Edelweiss White Cake

Total Time:
1 hr 30 min
25 min
30 min
35 min

10 to 12 servings

  • 4 1/2 cups butter, at room temperature, plus more for greasing
  • 3/4 cups milk, at room temperature
  • 1/4 cup sour cream, at room temperature
  • 2 teaspoons almond extract
  • 1 teaspoon vanilla extract
  • 6 egg whites, at room temperature
  • 2 1/4 cups white cake flour
  • 1 3/4 cups sugar
  • 4 teaspoons baking powder
  • 1 teaspoon salt
  • Black Sheep Crusting Buttercream, recipe follows
  • Black Sheep Crusting Buttercream:
  • 5 cups high-ratio shortening
  • 3/4 cup very hot coffee creamer
  • 1 teaspoon vanilla extract
  • 5 pounds confectioner's sugar
  • Preheat the oven to 350 degrees F. Grease a 9-by-9-inch baking pan with some butter.

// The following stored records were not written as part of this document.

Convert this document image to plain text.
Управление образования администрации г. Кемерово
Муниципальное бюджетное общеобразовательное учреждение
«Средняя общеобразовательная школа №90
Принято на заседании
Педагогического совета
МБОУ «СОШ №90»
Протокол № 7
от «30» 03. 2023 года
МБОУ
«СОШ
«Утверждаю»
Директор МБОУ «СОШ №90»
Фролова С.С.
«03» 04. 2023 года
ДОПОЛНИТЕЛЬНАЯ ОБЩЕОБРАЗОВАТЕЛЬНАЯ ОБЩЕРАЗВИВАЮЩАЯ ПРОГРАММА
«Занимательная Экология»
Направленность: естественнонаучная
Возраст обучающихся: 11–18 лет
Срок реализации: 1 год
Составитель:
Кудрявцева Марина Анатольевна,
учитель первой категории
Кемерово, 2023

  • Mix 1/4 cup of the milk, the sour cream, almond extract, vanilla extract and egg whites in a bowl and blend thoroughly.

  • In the bowl of a standing mixer fitted with the paddle attachment, combine the flour, sugar, baking powder and salt. Add the butter gradually, beating for at least 2 minutes on low speed. Add the wet ingredient mixture and beat for 2 minutes. Add the remaining 1/2 cup milk and blend until smooth on medium speed.

  • Pour the batter into the prepared pan and bake until a toothpick inserted into the cake comes out clean, about 35 minutes.

  • Cool to room temperature and then decorate with the Black Sheep Crusting Buttercream.

Black Sheep Crusting Buttercream:
  • In the bowl of a stand mixer fitted with the paddle attachment, cream together the shortening, coffee creamer and vanilla extract until combined. Gradually mix in the confectioner's sugar, scraping down the sides as you go. Set the mixer to medium speed and add water, a little bit at a time, until you achieve the correct consistency.

This recipe was created by a contestant during a cooking competition. The Food Network Kitchens have not tested it for home use and therefore cannot make any representation as to the results.